Comme le Canada et les Etats Unis
La position suisse – qui est aussi celle du Canada et des Etats Unis – n’est pas partagée par des pays comme l’Allemagne, l’Italie, le Portugal, la Finlande ou l’Espagne.
«Un menu à la carte permettrait une hiérarchisation des droits, ce qui est en contradiction avec le principe de leur universalité», souligne Gregor Schottin, responsable des droits de l’homme aux affaires extérieures de Berlin.
Mais son homologue suisse, Christoph Spenlé se défend: «Lorsque nous ratifions un nouvel instrument, nous voulons êtres certains qu’il soit vraiment compatible avec notre Constitution et notre système juridique».
«Nous reconnaissons déjà tous ces droits économiques, sociaux et culturels. En ce sens, nous sommes déjà obligés comme Etat-partie de tout faire pour les mettre en œuvre affirme Christoph Spenlé. Mais, pour cela, il faut l’intervention de la loi et une volonté politique. Le Protocole ne va pas accélérer les choses.»
Les clandestins en arrière plan
Cet argument fait bondir Christophe Golay: «Il s’agit là d’une inversion des valeurs, s’insurge-t-il. Si, chaque fois que l’on négocie un traité, les Etats se mettent à vérifier si le traité est conforme à leur droit interne, où va-t-on? Les Etats ont reconnu lors de la conférence de Vienne en 1993, que tous les droits de l’homme doivent être considérés de la même manière. Il est impensable pour la Suisse de les traiter à la carte!»
Comment expliquer la «prudence» suisse à propos d’une question pour laquelle la plupart des pays du Nord comme du Sud refusent cette hiérarchisation des droits?
Selon un diplomate africain: «Certains pays considèrent que les droits sociaux, économiques et culturels sont des objectifs à atteindre. Et ils ont peur des conséquences d’un tel traité. Dans l’absolu, cela pourrait signifier que chaque travailleur, clandestin ou pas, pourrait revendiquer le droit au logement, aux soins, etc. Le Protocole comprend aussi une clause qui engage les pays signataires à une coopération internationale. Cela peut devenir très lourd pour les pays riches.»

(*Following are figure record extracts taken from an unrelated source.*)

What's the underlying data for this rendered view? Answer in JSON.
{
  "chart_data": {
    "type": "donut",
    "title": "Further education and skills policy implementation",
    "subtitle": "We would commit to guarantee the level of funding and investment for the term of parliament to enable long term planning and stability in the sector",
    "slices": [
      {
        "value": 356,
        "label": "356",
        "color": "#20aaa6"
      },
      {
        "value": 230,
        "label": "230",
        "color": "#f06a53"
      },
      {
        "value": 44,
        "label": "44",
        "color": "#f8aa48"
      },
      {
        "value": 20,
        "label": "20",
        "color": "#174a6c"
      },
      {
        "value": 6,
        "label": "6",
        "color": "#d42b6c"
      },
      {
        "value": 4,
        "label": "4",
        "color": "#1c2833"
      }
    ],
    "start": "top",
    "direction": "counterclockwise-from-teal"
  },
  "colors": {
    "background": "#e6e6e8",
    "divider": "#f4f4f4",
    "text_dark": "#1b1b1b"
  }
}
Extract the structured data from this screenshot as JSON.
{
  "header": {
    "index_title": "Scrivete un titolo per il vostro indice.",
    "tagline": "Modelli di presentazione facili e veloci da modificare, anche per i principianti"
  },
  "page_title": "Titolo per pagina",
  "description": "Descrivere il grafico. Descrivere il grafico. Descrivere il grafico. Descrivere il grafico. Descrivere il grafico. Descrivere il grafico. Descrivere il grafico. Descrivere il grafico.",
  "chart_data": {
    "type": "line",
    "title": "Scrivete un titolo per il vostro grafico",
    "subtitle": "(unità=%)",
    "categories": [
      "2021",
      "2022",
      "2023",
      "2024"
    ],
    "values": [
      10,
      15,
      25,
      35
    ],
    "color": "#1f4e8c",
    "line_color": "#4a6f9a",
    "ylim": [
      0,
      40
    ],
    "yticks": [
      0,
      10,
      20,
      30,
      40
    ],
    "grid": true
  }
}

swissinfo, Carole Vann/Tribune des Droits humains
Le premier traité de l’ONU relatif aux droits humains que la Suisse a signé en 1986 était la Convention contre la torture.
Ce n’est qu’après la fin de la Guerre froide que la Suisse a adhéré aux autres traités. En 1992, le Pacte I (droits civils) et le Pacte II (droits sociaux) sont entrés en vigueur.
Comme la Suisse a une pratique de ratification sévère, elle n’adhère à un accord international que lorsqu’elle a adapté les lois nationales. Ainsi, c’est une fois la Loi contre le racisme adoptée par le peuple, en 1994, que la Suisse a pu signer peu après la Convention contre le racisme.
Pour la Convention des droits de l’enfant, entrée en vigueur en Suisse en 1997, une réserve a été formulée à cause de cercles conservateurs, qui accorde la priorité à la responsabilité parentale.
La même année, la Suisse a adhéré aussi à la Convention relative à la protection des droits des femmes. En 1999, la Suisse a adhéré à la Convention contre le génocide, qu’elle a ratifiée en 2000.
Comme de nombreuses autres nations industrialisées, la Suisse n’a pas encore signé la Convention de 1990 sur les droits des travailleurs migrants.